JOBS CRISIS: Why Ipswich workers fear for their future
AN ABATTOIR worker has revealed the hundreds of employees who will lose their jobs when the business closes next month are terrified to speak out.
The long-term employee, who asked not to be named for fear of losing his entitlements, said the entire workforce was stunned when the announcement was made at a mass meeting on Monday.
The employee, the sole breadwinner for his family of four, now faces losing his home after about 20 years of working at the abattoir, unless he can find a new job.
"When I went home and told my wife, the first thing she said was, 'We're screwed. How will we pay the mortgage?'," he said.
His children are young adults but still live at home and are partially financially dependent on him and his wife, who works about 30 hours a week.
If he can't secure another job within the month after the last day of operation on September 28, losing the house is a possibility which would leave him, his wife and children homeless.
"My wife and I are trying to work out a budget," the employee said.
"She is trying to be supportive and hopefully I will be right for about a month while I try to find another job outside the meat industry.
"If that doesn't work, I will try to apply at other abattoirs.
"It's tough for us but there are people worse off than me. Some of the younger guys have come here straight out of school and they don't have any formal qualifications.
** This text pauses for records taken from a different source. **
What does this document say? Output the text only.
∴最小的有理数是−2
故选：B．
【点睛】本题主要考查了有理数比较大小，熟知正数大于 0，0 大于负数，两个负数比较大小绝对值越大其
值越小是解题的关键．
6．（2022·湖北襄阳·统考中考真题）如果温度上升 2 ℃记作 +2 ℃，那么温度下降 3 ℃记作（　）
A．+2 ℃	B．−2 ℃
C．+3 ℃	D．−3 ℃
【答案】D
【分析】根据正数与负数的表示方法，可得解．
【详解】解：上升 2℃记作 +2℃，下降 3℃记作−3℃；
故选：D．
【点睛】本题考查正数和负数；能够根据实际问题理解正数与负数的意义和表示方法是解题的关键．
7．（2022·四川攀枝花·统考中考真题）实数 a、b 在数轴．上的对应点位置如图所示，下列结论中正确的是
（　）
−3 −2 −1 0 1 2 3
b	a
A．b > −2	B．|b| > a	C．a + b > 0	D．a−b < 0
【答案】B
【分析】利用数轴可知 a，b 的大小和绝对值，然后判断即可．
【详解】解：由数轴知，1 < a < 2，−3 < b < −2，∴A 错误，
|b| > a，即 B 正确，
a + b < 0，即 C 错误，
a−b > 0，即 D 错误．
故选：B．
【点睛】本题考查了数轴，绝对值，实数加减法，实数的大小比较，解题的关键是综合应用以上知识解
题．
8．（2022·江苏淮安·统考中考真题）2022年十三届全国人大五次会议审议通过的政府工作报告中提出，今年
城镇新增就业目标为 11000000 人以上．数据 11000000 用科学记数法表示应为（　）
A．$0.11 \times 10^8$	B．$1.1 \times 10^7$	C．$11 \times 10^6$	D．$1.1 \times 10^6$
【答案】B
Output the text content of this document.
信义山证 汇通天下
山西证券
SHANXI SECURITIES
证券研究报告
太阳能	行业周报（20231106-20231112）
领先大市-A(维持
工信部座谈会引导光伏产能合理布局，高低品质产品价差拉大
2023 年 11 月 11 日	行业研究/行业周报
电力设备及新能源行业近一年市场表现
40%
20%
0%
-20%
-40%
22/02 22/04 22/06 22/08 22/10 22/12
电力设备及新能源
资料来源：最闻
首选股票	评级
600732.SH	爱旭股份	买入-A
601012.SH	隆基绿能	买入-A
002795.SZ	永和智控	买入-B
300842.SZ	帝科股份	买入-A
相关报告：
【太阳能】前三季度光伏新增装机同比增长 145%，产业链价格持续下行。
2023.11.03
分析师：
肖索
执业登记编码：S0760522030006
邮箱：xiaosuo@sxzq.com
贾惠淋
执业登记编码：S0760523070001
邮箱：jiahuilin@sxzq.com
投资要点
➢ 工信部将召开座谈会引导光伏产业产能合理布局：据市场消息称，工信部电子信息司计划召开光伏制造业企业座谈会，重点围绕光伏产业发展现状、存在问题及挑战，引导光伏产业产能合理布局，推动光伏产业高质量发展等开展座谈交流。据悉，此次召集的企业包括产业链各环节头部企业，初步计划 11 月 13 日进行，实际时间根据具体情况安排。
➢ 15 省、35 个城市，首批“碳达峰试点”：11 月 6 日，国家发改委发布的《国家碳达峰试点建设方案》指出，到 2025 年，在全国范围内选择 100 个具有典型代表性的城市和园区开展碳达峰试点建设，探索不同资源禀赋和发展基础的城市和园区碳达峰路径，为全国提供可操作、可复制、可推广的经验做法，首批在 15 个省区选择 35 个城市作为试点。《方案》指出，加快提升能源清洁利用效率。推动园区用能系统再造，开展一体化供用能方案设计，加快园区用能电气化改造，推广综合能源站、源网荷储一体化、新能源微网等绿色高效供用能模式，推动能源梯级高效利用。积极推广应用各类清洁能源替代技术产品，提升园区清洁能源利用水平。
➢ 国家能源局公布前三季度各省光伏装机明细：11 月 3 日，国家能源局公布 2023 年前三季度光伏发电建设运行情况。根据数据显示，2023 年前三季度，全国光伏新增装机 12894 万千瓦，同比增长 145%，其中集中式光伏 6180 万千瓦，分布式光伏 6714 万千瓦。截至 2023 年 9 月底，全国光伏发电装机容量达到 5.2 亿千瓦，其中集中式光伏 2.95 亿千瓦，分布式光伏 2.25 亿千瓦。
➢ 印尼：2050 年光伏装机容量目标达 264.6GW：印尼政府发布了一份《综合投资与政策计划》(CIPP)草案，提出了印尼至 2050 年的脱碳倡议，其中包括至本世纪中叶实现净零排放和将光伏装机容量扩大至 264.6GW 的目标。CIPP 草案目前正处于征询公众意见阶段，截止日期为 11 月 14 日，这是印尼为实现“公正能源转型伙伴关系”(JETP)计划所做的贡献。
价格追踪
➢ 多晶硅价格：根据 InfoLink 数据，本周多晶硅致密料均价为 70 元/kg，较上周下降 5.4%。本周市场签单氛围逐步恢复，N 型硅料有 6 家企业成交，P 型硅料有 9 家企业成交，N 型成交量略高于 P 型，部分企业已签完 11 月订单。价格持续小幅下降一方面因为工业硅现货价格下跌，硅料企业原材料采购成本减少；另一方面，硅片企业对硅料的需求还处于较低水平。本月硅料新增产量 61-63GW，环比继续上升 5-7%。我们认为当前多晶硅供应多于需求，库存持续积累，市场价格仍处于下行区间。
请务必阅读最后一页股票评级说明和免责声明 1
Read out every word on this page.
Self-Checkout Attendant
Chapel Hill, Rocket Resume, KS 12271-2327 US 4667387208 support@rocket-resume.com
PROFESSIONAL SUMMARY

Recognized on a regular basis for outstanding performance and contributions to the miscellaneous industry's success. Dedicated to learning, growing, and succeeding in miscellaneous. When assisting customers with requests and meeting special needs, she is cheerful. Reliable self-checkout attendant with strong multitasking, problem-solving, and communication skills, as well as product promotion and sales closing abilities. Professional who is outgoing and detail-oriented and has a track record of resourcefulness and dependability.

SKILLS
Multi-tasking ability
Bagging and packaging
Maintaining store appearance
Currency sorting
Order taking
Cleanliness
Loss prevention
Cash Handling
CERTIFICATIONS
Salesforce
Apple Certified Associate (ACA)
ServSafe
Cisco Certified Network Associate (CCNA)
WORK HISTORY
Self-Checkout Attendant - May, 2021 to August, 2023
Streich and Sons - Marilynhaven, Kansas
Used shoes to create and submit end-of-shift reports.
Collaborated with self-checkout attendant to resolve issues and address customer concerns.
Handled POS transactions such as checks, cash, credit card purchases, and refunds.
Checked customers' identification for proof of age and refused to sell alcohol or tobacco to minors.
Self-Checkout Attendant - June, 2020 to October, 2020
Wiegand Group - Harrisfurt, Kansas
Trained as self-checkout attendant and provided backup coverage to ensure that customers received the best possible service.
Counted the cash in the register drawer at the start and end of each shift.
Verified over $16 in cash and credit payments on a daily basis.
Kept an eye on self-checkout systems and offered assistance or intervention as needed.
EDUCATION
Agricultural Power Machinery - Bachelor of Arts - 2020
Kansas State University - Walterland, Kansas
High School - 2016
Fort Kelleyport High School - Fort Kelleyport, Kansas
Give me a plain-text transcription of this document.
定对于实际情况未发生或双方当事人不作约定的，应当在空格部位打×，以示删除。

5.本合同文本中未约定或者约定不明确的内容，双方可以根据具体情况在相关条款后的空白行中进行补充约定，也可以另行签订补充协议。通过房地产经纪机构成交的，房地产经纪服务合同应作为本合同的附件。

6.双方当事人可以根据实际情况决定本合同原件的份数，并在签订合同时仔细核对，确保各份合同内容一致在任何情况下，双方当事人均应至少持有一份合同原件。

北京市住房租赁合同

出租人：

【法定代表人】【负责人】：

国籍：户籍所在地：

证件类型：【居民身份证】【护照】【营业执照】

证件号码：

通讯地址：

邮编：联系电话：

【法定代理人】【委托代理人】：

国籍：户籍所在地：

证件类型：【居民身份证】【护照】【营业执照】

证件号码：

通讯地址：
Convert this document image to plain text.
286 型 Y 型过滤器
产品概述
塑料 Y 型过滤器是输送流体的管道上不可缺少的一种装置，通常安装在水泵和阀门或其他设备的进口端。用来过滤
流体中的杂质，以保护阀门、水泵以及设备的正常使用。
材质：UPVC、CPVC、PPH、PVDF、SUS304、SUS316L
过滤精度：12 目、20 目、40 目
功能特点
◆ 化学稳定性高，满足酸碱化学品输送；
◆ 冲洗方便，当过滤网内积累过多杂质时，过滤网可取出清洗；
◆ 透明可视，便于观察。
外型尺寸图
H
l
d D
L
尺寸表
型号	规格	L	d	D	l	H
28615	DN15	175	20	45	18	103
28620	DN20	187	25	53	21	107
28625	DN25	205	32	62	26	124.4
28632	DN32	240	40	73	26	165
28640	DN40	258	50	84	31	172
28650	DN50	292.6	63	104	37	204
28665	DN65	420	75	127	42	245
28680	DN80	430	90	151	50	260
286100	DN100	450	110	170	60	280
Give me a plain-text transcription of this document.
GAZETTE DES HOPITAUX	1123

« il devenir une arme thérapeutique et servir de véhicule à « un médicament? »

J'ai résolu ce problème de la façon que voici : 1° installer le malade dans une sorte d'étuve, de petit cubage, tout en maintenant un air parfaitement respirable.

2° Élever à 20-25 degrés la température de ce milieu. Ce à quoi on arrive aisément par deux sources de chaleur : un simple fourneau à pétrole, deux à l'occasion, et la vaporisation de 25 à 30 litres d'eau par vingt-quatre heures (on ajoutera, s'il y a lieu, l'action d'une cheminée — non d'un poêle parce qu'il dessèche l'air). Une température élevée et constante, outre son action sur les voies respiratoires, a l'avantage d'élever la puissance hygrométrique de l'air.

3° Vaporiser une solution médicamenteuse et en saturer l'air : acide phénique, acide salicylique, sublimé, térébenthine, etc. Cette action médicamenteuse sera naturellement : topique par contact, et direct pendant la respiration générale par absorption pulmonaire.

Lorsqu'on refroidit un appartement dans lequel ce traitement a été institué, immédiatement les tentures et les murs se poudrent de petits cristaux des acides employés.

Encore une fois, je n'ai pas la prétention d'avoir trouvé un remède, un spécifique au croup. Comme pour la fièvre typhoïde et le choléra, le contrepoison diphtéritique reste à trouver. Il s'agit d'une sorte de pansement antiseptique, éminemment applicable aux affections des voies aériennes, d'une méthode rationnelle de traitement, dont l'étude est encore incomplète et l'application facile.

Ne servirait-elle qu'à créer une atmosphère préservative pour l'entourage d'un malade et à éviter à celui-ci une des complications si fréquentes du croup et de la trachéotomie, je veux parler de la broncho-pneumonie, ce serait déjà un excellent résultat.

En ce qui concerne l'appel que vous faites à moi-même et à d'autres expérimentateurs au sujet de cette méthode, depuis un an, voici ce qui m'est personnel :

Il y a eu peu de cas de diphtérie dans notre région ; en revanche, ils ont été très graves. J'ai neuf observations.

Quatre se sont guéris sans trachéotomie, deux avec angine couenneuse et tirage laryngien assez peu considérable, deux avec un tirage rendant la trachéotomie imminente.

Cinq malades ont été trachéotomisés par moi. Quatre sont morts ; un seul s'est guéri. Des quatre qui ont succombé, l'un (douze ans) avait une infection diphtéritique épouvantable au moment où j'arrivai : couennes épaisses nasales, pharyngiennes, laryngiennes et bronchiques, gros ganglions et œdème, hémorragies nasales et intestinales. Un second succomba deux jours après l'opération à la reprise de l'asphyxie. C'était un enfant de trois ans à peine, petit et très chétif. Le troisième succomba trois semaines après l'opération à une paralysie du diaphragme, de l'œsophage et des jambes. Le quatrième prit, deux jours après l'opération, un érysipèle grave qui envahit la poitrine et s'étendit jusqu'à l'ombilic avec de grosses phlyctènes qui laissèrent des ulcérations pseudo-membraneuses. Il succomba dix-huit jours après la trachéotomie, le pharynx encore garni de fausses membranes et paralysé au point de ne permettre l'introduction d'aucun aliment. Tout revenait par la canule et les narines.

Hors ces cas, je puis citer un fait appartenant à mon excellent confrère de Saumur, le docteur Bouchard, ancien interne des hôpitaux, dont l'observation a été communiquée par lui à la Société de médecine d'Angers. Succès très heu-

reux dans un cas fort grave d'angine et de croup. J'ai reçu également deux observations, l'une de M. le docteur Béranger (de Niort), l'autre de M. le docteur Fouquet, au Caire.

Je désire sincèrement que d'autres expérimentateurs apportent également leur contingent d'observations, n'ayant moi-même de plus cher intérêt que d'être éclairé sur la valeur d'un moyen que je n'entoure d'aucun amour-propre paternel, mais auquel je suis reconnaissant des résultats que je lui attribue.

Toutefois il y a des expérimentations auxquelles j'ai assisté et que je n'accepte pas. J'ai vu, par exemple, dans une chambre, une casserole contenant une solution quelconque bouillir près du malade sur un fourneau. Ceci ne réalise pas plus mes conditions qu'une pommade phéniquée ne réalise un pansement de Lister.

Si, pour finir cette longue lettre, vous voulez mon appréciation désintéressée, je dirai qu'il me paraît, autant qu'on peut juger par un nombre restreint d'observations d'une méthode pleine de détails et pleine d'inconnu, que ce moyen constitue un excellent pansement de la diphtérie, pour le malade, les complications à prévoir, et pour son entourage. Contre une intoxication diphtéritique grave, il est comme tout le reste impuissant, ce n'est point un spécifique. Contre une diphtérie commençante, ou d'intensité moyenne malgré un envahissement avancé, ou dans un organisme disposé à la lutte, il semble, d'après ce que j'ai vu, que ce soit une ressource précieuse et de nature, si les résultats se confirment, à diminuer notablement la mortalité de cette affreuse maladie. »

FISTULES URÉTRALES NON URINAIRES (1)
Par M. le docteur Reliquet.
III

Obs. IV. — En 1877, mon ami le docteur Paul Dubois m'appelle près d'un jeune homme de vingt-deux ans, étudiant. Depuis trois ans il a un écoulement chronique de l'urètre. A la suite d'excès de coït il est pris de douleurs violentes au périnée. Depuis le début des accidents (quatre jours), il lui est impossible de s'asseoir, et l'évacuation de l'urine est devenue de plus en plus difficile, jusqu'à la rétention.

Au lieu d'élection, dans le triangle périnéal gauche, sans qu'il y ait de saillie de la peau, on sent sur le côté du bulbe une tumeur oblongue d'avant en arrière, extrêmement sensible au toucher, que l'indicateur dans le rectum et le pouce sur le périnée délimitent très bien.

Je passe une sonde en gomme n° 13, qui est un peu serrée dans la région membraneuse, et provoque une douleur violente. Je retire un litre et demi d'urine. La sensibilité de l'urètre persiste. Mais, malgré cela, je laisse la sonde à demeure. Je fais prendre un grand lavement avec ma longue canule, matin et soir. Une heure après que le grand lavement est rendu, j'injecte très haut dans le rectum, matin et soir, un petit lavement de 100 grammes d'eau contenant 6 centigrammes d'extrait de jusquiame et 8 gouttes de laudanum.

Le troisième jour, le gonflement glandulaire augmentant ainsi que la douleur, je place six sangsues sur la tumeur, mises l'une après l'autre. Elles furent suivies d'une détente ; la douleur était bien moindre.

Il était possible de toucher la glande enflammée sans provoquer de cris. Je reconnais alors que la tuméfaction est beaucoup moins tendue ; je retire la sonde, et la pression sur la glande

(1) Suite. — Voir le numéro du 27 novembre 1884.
It will be hardest for them."
The employee said a lot of the blame for the closure had been placed on the abattoir owners which he said was unfair.
"It's not fair to just blame the abattoir owners, there are other circumstances at play. I've enjoyed working here," the employee said.
At Churchill, the abattoir and boning room will close next month but one part of the operation, the case ready room, will remain open until July.
Churchill Abattoir hopes to re-open as an export plant, a plan owners have been working towards but without interest from investors.